Metrics and Evaluation

BERTScore

a metric for evaluating text generation based on BERT embeddings: it measures the semantic similarity between the generated text and a reference. The closer the vector representations, the higher the score. It better captures meaning than simple word overlap (e.g., BLEU).

FactScore

a metric for assessing the factual accuracy of generated text. It measures how well the facts in the model's response align with true knowledge. It often includes a fact extraction subsystem and comparison with knowledge bases.

TruthfulQA

a test set of questions where models often give incorrect answers, showing "hallucinations" or bias. The metric evaluates the percentage of truthful responses. It helps assess how reliably an AI assistant provides factual information.

Winogrande

a dataset for evaluating commonsense reasoning and language understanding. It contains sentences with ambiguous pronouns and requires contextual understanding. The metric is the percentage of correctly resolved cases (e.g., who "he" refers to).

HellaSwag

a dataset of practical "common sense" situations.
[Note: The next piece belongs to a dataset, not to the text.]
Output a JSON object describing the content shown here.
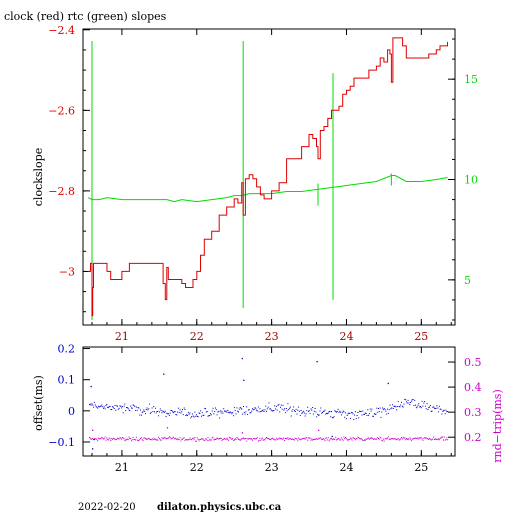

The model must choose the most logical continuation of a scenario. The metric is the accuracy of choosing the correct option from several. It is used to test general reasoning and language intuition in AI.

GLEU, CHRF

metrics for evaluating translation and generation quality. GLEU is a modified version of BLEU that better accounts for word order, while CHRF is based on character n-gram matching. Both provide numerical similarity scores between machine-generated text and reference texts.

Consistency Metrics

measure how consistent a model is across different responses or minor variations in input. For example, if a model is asked a slightly rephrased question and gives a different answer, the consistency score will be low. This is important for testing the stability and reliability of LLMs.